The key market signal is not the beat itself, but the guide cadence reset: management is implicitly trading near-term visibility for preserve-the-year confidence. That usually compresses the multiple first, then becomes a setup for a re-rate only if the next print re-accelerates; for a software-like compounder, the market tends to punish any sign that quarterly linearity is weakening even when EBITDA margins remain elite. The analyst downgrades in targets look more like a valuation reset than a fundamental thesis break, which means the downside is likely driven by multiple contraction rather than earnings cuts. Second-order, this is a quality-vs-growth split inside the same name: healthy margins and decent organic growth support the long-term bull case, but the market will now focus on whether subscription mix can keep offsetting slower sequential activity.
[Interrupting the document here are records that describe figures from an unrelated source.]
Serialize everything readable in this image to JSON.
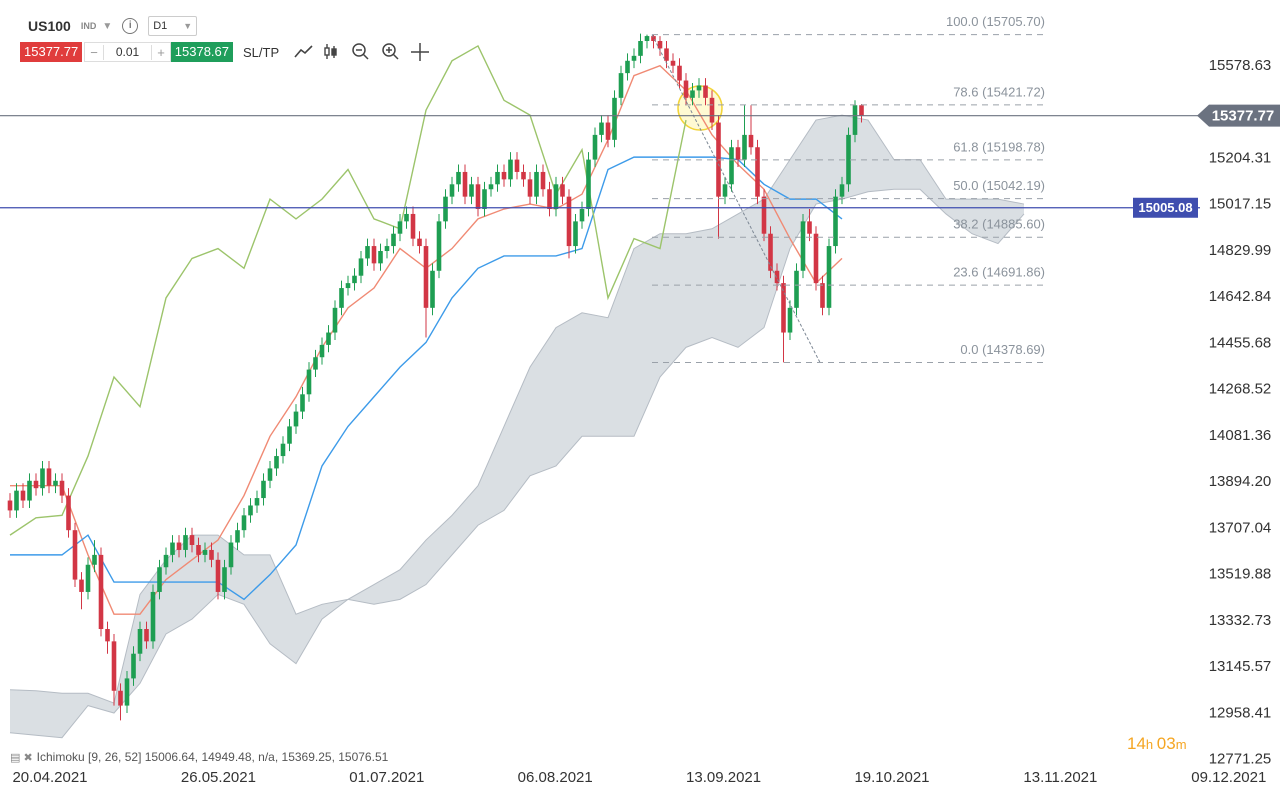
{
  "toolbar": {
    "symbol": "US100",
    "market": "IND",
    "timeframe": "D1",
    "sell_price": "15377.77",
    "lot": "0.01",
    "buy_price": "15378.67",
    "sltp": "SL/TP"
  },
  "chart_data": {
    "type": "candlestick",
    "x_labels": [
      "20.04.2021",
      "26.05.2021",
      "01.07.2021",
      "06.08.2021",
      "13.09.2021",
      "19.10.2021",
      "13.11.2021",
      "09.12.2021"
    ],
    "ylim": [
      12620,
      15846
    ],
    "yticks": [
      15578.63,
      15204.31,
      15017.15,
      14829.99,
      14642.84,
      14455.68,
      14268.52,
      14081.36,
      {
        "value": 13894.2,
        "label": "13894.20"
      },
      13707.04,
      13519.88,
      13332.73,
      13145.57,
      12958.41,
      12771.25
    ],
    "grid": false,
    "candles": {
      "up_color": "#1e9e52",
      "down_color": "#d23645",
      "open": [
        13820,
        13780,
        13860,
        13820,
        13900,
        13870,
        13950,
        13880,
        13900,
        13840,
        13700,
        13500,
        13450,
        13560,
        13600,
        13300,
        13250,
        13050,
        12990,
        13100,
        13200,
        13300,
        13250,
        13450,
        13550,
        13600,
        13650,
        13620,
        13680,
        13640,
        13600,
        13620,
        13580,
        13450,
        13550,
        13650,
        13700,
        13760,
        13800,
        13830,
        13900,
        13950,
        14000,
        14050,
        14120,
        14180,
        14250,
        14350,
        14400,
        14450,
        14500,
        14600,
        14680,
        14700,
        14730,
        14800,
        14850,
        14780,
        14830,
        14850,
        14900,
        14950,
        14980,
        14880,
        14850,
        14600,
        14750,
        14950,
        15050,
        15100,
        15150,
        15050,
        15100,
        15000,
        15080,
        15100,
        15150,
        15120,
        15200,
        15150,
        15120,
        15050,
        15150,
        15080,
        15000,
        15100,
        15050,
        14850,
        14950,
        15000,
        15200,
        15300,
        15350,
        15280,
        15450,
        15550,
        15600,
        15620,
        15680,
        15700,
        15680,
        15650,
        15600,
        15580,
        15520,
        15450,
        15480,
        15500,
        15450,
        15350,
        15050,
        15100,
        15250,
        15200,
        15300,
        15250,
        15050,
        14900,
        14750,
        14700,
        14500,
        14600,
        14750,
        14950,
        14900,
        14700,
        14600,
        14850,
        15050,
        15100,
        15300,
        15420
      ],
      "high": [
        13850,
        13890,
        13890,
        13930,
        13930,
        13980,
        13980,
        13930,
        13930,
        13870,
        13730,
        13530,
        13590,
        13660,
        13630,
        13330,
        13280,
        13080,
        13130,
        13230,
        13330,
        13330,
        13480,
        13580,
        13630,
        13680,
        13680,
        13710,
        13710,
        13670,
        13650,
        13650,
        13610,
        13580,
        13680,
        13730,
        13790,
        13830,
        13860,
        13930,
        13980,
        14030,
        14080,
        14150,
        14210,
        14280,
        14380,
        14430,
        14480,
        14530,
        14630,
        14710,
        14730,
        14760,
        14830,
        14880,
        14880,
        14860,
        14880,
        14930,
        14980,
        15010,
        15010,
        14910,
        14880,
        14780,
        14980,
        15080,
        15130,
        15180,
        15180,
        15130,
        15130,
        15110,
        15130,
        15180,
        15180,
        15230,
        15230,
        15180,
        15150,
        15180,
        15180,
        15110,
        15130,
        15130,
        15080,
        14980,
        15030,
        15230,
        15330,
        15380,
        15380,
        15480,
        15580,
        15630,
        15650,
        15710,
        15706,
        15706,
        15700,
        15680,
        15630,
        15610,
        15550,
        15510,
        15530,
        15530,
        15480,
        15380,
        15130,
        15280,
        15280,
        15420,
        15420,
        15280,
        15080,
        14930,
        14780,
        14730,
        14630,
        14780,
        14980,
        15000,
        14930,
        14730,
        14880,
        15080,
        15130,
        15330,
        15440,
        15425
      ],
      "low": [
        13750,
        13750,
        13790,
        13790,
        13840,
        13840,
        13850,
        13850,
        13810,
        13670,
        13470,
        13380,
        13420,
        13530,
        13270,
        13200,
        12990,
        12930,
        12960,
        13070,
        13170,
        13220,
        13220,
        13420,
        13520,
        13570,
        13590,
        13590,
        13610,
        13570,
        13570,
        13550,
        13420,
        13420,
        13520,
        13620,
        13670,
        13730,
        13770,
        13800,
        13870,
        13920,
        13970,
        14020,
        14090,
        14150,
        14220,
        14320,
        14370,
        14420,
        14470,
        14570,
        14650,
        14670,
        14700,
        14770,
        14750,
        14750,
        14800,
        14820,
        14870,
        14920,
        14850,
        14820,
        14480,
        14570,
        14720,
        14920,
        15020,
        15070,
        15020,
        15020,
        14970,
        14970,
        15050,
        15070,
        15090,
        15090,
        15120,
        15090,
        15020,
        15020,
        15050,
        14970,
        14970,
        15020,
        14800,
        14820,
        14920,
        14970,
        15170,
        15270,
        15250,
        15250,
        15420,
        15520,
        15570,
        15590,
        15650,
        15650,
        15620,
        15570,
        15550,
        15490,
        15420,
        15420,
        15450,
        15420,
        15320,
        14880,
        15020,
        15070,
        15170,
        15170,
        15220,
        15020,
        14870,
        14720,
        14670,
        14379,
        14470,
        14570,
        14720,
        14870,
        14670,
        14570,
        14570,
        14820,
        15020,
        15070,
        15270,
        15350
      ],
      "close": [
        13780,
        13860,
        13820,
        13900,
        13870,
        13950,
        13880,
        13900,
        13840,
        13700,
        13500,
        13450,
        13560,
        13600,
        13300,
        13250,
        13050,
        12990,
        13100,
        13200,
        13300,
        13250,
        13450,
        13550,
        13600,
        13650,
        13620,
        13680,
        13640,
        13600,
        13620,
        13580,
        13450,
        13550,
        13650,
        13700,
        13760,
        13800,
        13830,
        13900,
        13950,
        14000,
        14050,
        14120,
        14180,
        14250,
        14350,
        14400,
        14450,
        14500,
        14600,
        14680,
        14700,
        14730,
        14800,
        14850,
        14780,
        14830,
        14850,
        14900,
        14950,
        14980,
        14880,
        14850,
        14600,
        14750,
        14950,
        15050,
        15100,
        15150,
        15050,
        15100,
        15000,
        15080,
        15100,
        15150,
        15120,
        15200,
        15150,
        15120,
        15050,
        15150,
        15080,
        15000,
        15100,
        15050,
        14850,
        14950,
        15000,
        15200,
        15300,
        15350,
        15280,
        15450,
        15550,
        15600,
        15620,
        15680,
        15700,
        15680,
        15650,
        15600,
        15580,
        15520,
        15450,
        15480,
        15500,
        15450,
        15350,
        15050,
        15100,
        15250,
        15200,
        15300,
        15250,
        15050,
        14900,
        14750,
        14700,
        14500,
        14600,
        14750,
        14950,
        14900,
        14700,
        14600,
        14850,
        15050,
        15100,
        15300,
        15420,
        15378
      ]
    },
    "lines": [
      {
        "color": "#f08a74",
        "x": [
          0,
          4,
          8,
          12,
          16,
          20,
          24,
          28,
          32,
          36,
          40,
          44,
          48,
          52,
          56,
          60,
          64,
          68,
          72,
          76,
          80,
          84,
          88,
          92,
          96,
          100,
          104,
          108,
          112,
          116,
          120,
          124,
          128
        ],
        "values": [
          13880,
          13880,
          13880,
          13600,
          13360,
          13360,
          13500,
          13580,
          13660,
          13840,
          14080,
          14240,
          14440,
          14600,
          14680,
          14840,
          14760,
          14840,
          14960,
          15000,
          15020,
          15000,
          15060,
          15280,
          15540,
          15580,
          15480,
          15300,
          15180,
          15080,
          14880,
          14700,
          14800
        ]
      },
      {
        "color": "#3d9be9",
        "x": [
          0,
          4,
          8,
          12,
          16,
          20,
          24,
          28,
          32,
          36,
          40,
          44,
          48,
          52,
          56,
          60,
          64,
          68,
          72,
          76,
          80,
          84,
          88,
          92,
          96,
          100,
          104,
          108,
          112,
          116,
          120,
          124,
          128
        ],
        "values": [
          13600,
          13600,
          13600,
          13680,
          13490,
          13490,
          13490,
          13490,
          13490,
          13420,
          13520,
          13640,
          13960,
          14120,
          14240,
          14360,
          14460,
          14640,
          14760,
          14810,
          14810,
          14810,
          14840,
          15160,
          15210,
          15210,
          15210,
          15210,
          15200,
          15100,
          15040,
          15040,
          14960
        ]
      },
      {
        "color": "#9cc46b",
        "x": [
          0,
          4,
          8,
          12,
          16,
          20,
          24,
          28,
          32,
          36,
          40,
          44,
          48,
          52,
          56,
          60,
          64,
          68,
          72,
          76,
          80,
          84,
          88,
          92,
          96,
          100,
          104
        ],
        "values": [
          13680,
          13750,
          13760,
          14000,
          14320,
          14200,
          14640,
          14800,
          14840,
          14760,
          15040,
          14960,
          15040,
          15160,
          14960,
          14920,
          15400,
          15600,
          15660,
          15440,
          15380,
          15060,
          15240,
          14640,
          14880,
          14840,
          15360
        ]
      }
    ],
    "cloud": {
      "color": "#d6dbe0",
      "line_color": "#b5bcc4",
      "x": [
        0,
        4,
        8,
        12,
        16,
        20,
        24,
        28,
        32,
        36,
        40,
        44,
        48,
        52,
        56,
        60,
        64,
        68,
        72,
        76,
        80,
        84,
        88,
        92,
        96,
        100,
        104,
        108,
        112,
        116,
        120,
        124,
        128,
        132,
        136,
        140,
        144,
        148,
        152,
        156
      ],
      "span_a": [
        13054,
        13050,
        13040,
        13040,
        13000,
        13440,
        13580,
        13680,
        13680,
        13600,
        13600,
        13360,
        13400,
        13420,
        13480,
        13540,
        13660,
        13760,
        13880,
        14120,
        14360,
        14520,
        14580,
        14560,
        14840,
        14900,
        14900,
        14920,
        14980,
        15040,
        15200,
        15360,
        15380,
        15360,
        15200,
        15200,
        15040,
        15040,
        15040,
        15020
      ],
      "span_b": [
        12880,
        12870,
        12860,
        12990,
        12960,
        13080,
        13280,
        13340,
        13440,
        13400,
        13240,
        13160,
        13340,
        13420,
        13400,
        13420,
        13480,
        13600,
        13720,
        13780,
        13920,
        13960,
        14080,
        14080,
        14080,
        14320,
        14440,
        14480,
        14440,
        14520,
        14840,
        15020,
        15040,
        15070,
        15080,
        15080,
        14980,
        14900,
        14860,
        14980
      ]
    },
    "fib_levels": [
      {
        "label": "100.0 (15705.70)",
        "value": 15705.7
      },
      {
        "label": "78.6 (15421.72)",
        "value": 15421.72
      },
      {
        "label": "61.8 (15198.78)",
        "value": 15198.78
      },
      {
        "label": "50.0 (15042.19)",
        "value": 15042.19
      },
      {
        "label": "38.2 (14885.60)",
        "value": 14885.6
      },
      {
        "label": "23.6 (14691.86)",
        "value": 14691.86
      },
      {
        "label": "0.0 (14378.69)",
        "value": 14378.69
      }
    ],
    "price_lines": [
      {
        "value": 15377.77,
        "color": "#6b7280"
      },
      {
        "value": 15005.08,
        "color": "#3f4eaf"
      }
    ]
  },
  "footer": {
    "indicator": "Ichimoku [9, 26, 52] 15006.64, 14949.48, n/a, 15369.25, 15076.51",
    "countdown": [
      "14",
      "h",
      "03",
      "m"
    ]
  }
}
If second quarter comes in merely flat and the third quarter is only low-single-digit growth, the risk is that FY26 becomes a “show me” year, which can stall momentum investors and reduce the probability of multiple expansion until late in the cycle. That creates a window where the stock can look cheap on fundamental screens yet remain a dead money long for several months. The contrarian take is that the Street may be overreacting to a normalizing cadence after an unusually strong execution streak. If the company keeps margins above the 40% target while guidance stays intact, the eventual buyer is likely to be a quality-growth fund that waited for a de-rating, not a fast-money dip buyer. In that sense, the setback is more about timing than thesis, and the real catalyst is not the next quarter alone but evidence that flat Q2 still leaves the full-year plan reachable without incremental concessions.